While departing from the Nash equilibrium (in other words, playing a zero-sum game) in the knowledge that the other side has adopted a non-zero-sum strategy can result in a greater payoff (that is, win-lose), a Nash equilibrium offers the greatest assurance that the payoff will be spread equally (that is, win-win).

Understanding the implications of game theory in the context of international relations is of capital importance and underscores the need for awareness of the counterparty’s intentions before entering negotiations.

Of course, when game theory leaves the realm of mathematics and is applied to real-world interaction — as in the case of cross-strait talks — matters become far more complex because they are multidimensional. On paper, the prisoner’s dilemma is two-dimensional; it is an isolated system.

In international relations, however, negotiations simultaneously involve the tactical and the strategic, meaning that the payoff accrued from the outcome of negotiations is not isolated but part of a system.

What this means is that while it is possible to approach negotiations on a specific topic at the tactical level, once we take a step back, they can also be part of a grand strategy. One implication of this duality is that how one assesses payoff at the tactical level may differ from an assessment at the strategic level.

While this conclusion may seem self-evident, it is often overlooked. Taken into account, however, it can serve to explain the behavior of parties during negotiations.

Beijing’s approach to negotiations with Taipei can be better understood if the simultaneous interaction of the tactical and the strategic are taken into account, and the outcome of the talks in Nanjing — the signed agreements — clearly indicate which items China sees as tactical, and which it sees as strategic.

As a rule of thumb, the Association for Relations Across the Taiwan Strait will take a non-zero-sum approach to tactical items, such as financial cooperation, fighting crime and adding cross-strait flights, with the result that both sides will enjoy payoffs.

When items under negotiation enter the strategic level, however, China adopts a zero-sum strategy, in which the payoff takes something away from the counterparty.

In the Nanjing round of talks, no agreement was reached on the “fifth freedom of the air,” for example, as yielding on this item would have implied that air travel between Taiwan and China is international rather than domestic.

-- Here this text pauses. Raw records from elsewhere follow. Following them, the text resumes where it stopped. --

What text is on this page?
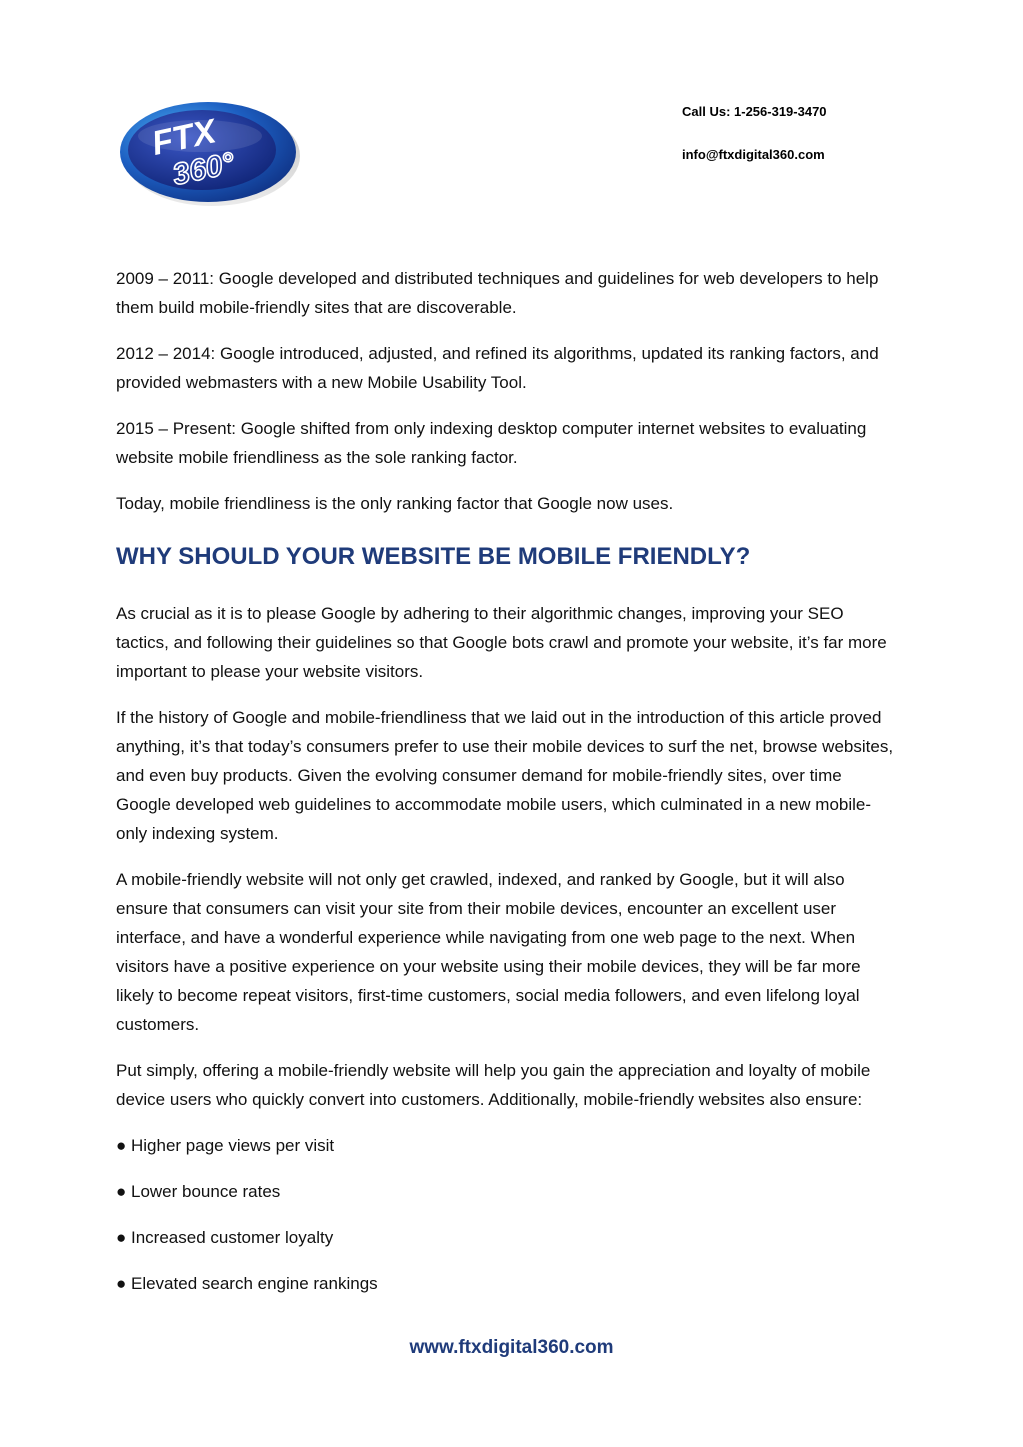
FTX
360°
Call Us: 1-256-319-3470
info@ftxdigital360.com

2009 – 2011: Google developed and distributed techniques and guidelines for web developers to help them build mobile-friendly sites that are discoverable.

2012 – 2014: Google introduced, adjusted, and refined its algorithms, updated its ranking factors, and provided webmasters with a new Mobile Usability Tool.

2015 – Present: Google shifted from only indexing desktop computer internet websites to evaluating website mobile friendliness as the sole ranking factor.

Today, mobile friendliness is the only ranking factor that Google now uses.

WHY SHOULD YOUR WEBSITE BE MOBILE FRIENDLY?

As crucial as it is to please Google by adhering to their algorithmic changes, improving your SEO tactics, and following their guidelines so that Google bots crawl and promote your website, it’s far more important to please your website visitors.

If the history of Google and mobile-friendliness that we laid out in the introduction of this article proved anything, it’s that today’s consumers prefer to use their mobile devices to surf the net, browse websites, and even buy products. Given the evolving consumer demand for mobile-friendly sites, over time Google developed web guidelines to accommodate mobile users, which culminated in a new mobile-only indexing system.

A mobile-friendly website will not only get crawled, indexed, and ranked by Google, but it will also ensure that consumers can visit your site from their mobile devices, encounter an excellent user interface, and have a wonderful experience while navigating from one web page to the next. When visitors have a positive experience on your website using their mobile devices, they will be far more likely to become repeat visitors, first-time customers, social media followers, and even lifelong loyal customers.

Put simply, offering a mobile-friendly website will help you gain the appreciation and loyalty of mobile device users who quickly convert into customers. Additionally, mobile-friendly websites also ensure:

● Higher page views per visit
● Lower bounce rates
● Increased customer loyalty
● Elevated search engine rankings
www.ftxdigital360.com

By taking a zero-sum approach on this matter, China denied both parties the moderate payoffs that a Nash equilibrium would have provided. It valued lose-lose (or in this case not-win, not-win) at the tactical level above any other possible outcome.

As cross-strait negotiations continue, it should become clearer which issues China considers tactical and which it considers strategic.

On the former, it will show “goodwill” and take a non-zero-sum approach, with the implication that negotiations can proceed smoothly.

On the latter, however — including the question of Taiwanese independence — Beijing will very much be the zero-sum, intransigent player.

This shows us that, for China, the payoffs at the tactical level are a means to an end at the strategic level — the same approach to negotiations that once led an observer to reflect on former Chinese premier and foreign minister Zhou Enlai’s (周恩來) style of diplomacy as not involving any substantial concession on any important (that is, strategic) issue.

What has yet to be determined is whether Taipei will also take the zero-sum approach to negotiations on strategic matters.

If it doesn’t, or if it fails to recognize that this is the game China has been playing all along, it could very well lose everything.

J. Michael Cole is a writer based in Taipei.